During the ‘rush hour’ at Houston’s Hobby Airport, a flight was delayed due to a mechanical problem.
Since they needed the gate for another flight, the aircraft was backed away from the gate while the maintenance crew worked on it. The passengers were then told the new gate number, which was some distance away.
Everyone moved to the new gate, only to find a third gate had been designated for them. After some further shuffling, everyone got on board, and as they were settling in, the flight attendant made the standard announcement
"We apologize for the inconvenience of this last-minute gate change. This flight is going to Washington, D.C. If your destination is not Washington, D.C., then you should exit the plane at this time."
A very confused-looking and red-faced pilot emerged from the cockpit, carrying his bags. "Sorry," he said, "wrong plane."
An airliner was having engine trouble, and the pilot instructed the cabin crew to have the passengers take their seats and get prepared for an emergency landing.
A few minutes later, the pilot asked the flight attendants if everyone was buckled in and ready.
"All set back here, Captain," came the reply, "except one lawyer who is still going around passing out business cards."
This guy is at the airport waiting for his flight which leaves at 6:00 but he has forgotten his watch, so he looks for someone to ask the time. He spots this guy walking past carrying two suitcases and sporting this fabulous hi-tech watch, so he asks him for the time. The guy replies, "Sure. Which country?"
Our fella asks, "How many countries have you got?" to which the reply is "All the countries in the world!"

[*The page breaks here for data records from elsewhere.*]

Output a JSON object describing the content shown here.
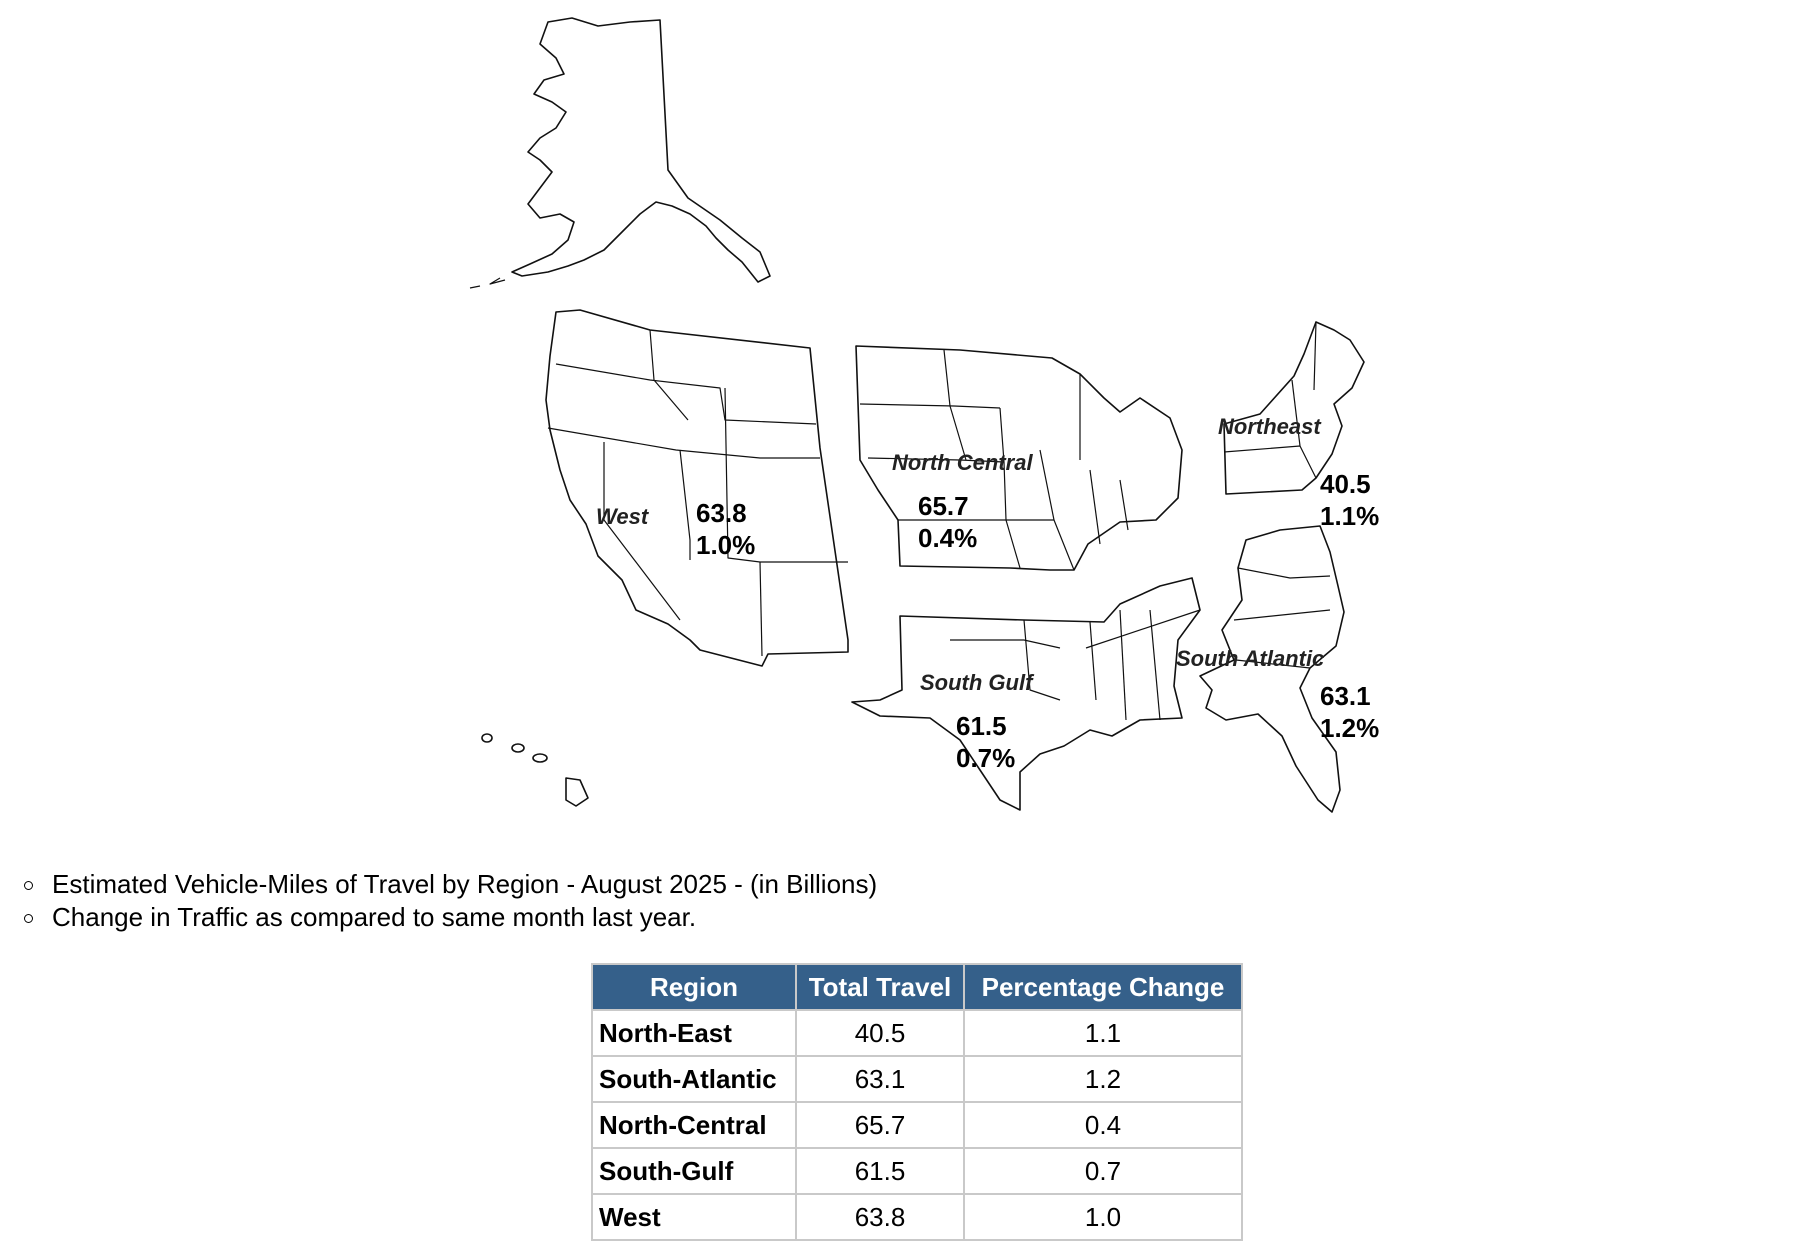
{
  "map": {
    "regions": [
      {
        "key": "west",
        "label": "West",
        "travel": "63.8",
        "change": "1.0%"
      },
      {
        "key": "north-central",
        "label": "North Central",
        "travel": "65.7",
        "change": "0.4%"
      },
      {
        "key": "northeast",
        "label": "Northeast",
        "travel": "40.5",
        "change": "1.1%"
      },
      {
        "key": "south-atlantic",
        "label": "South Atlantic",
        "travel": "63.1",
        "change": "1.2%"
      },
      {
        "key": "south-gulf",
        "label": "South Gulf",
        "travel": "61.5",
        "change": "0.7%"
      }
    ]
  },
  "notes": [
    "Estimated Vehicle-Miles of Travel by Region - August 2025 - (in Billions)",
    "Change in Traffic as compared to same month last year."
  ],
  "table": {
    "headers": [
      "Region",
      "Total Travel",
      "Percentage Change"
    ],
    "rows": [
      [
        "North-East",
        "40.5",
        "1.1"
      ],
      [
        "South-Atlantic",
        "63.1",
        "1.2"
      ],
      [
        "North-Central",
        "65.7",
        "0.4"
      ],
      [
        "South-Gulf",
        "61.5",
        "0.7"
      ],
      [
        "West",
        "63.8",
        "1.0"
      ]
    ],
    "header_color": "#35608a"
  }
}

"Wow! That's a pretty cool watch you've got there."
"That's nothing. This watch also has a GPS facility, fax, e-mail and can even receive NTSC television channels and display them on its miniature active color pixel LCD screen!"
"Boy, that's incredible. I wish I had a watch like that one... You wouldn't consider selling it by any chance?"
"Well, actually the novelty has worn off by now, so for $900, if you want it, it's yours!"
Our watch-less traveler can hardly whip out his check book fast enough, and hands over a check for $900.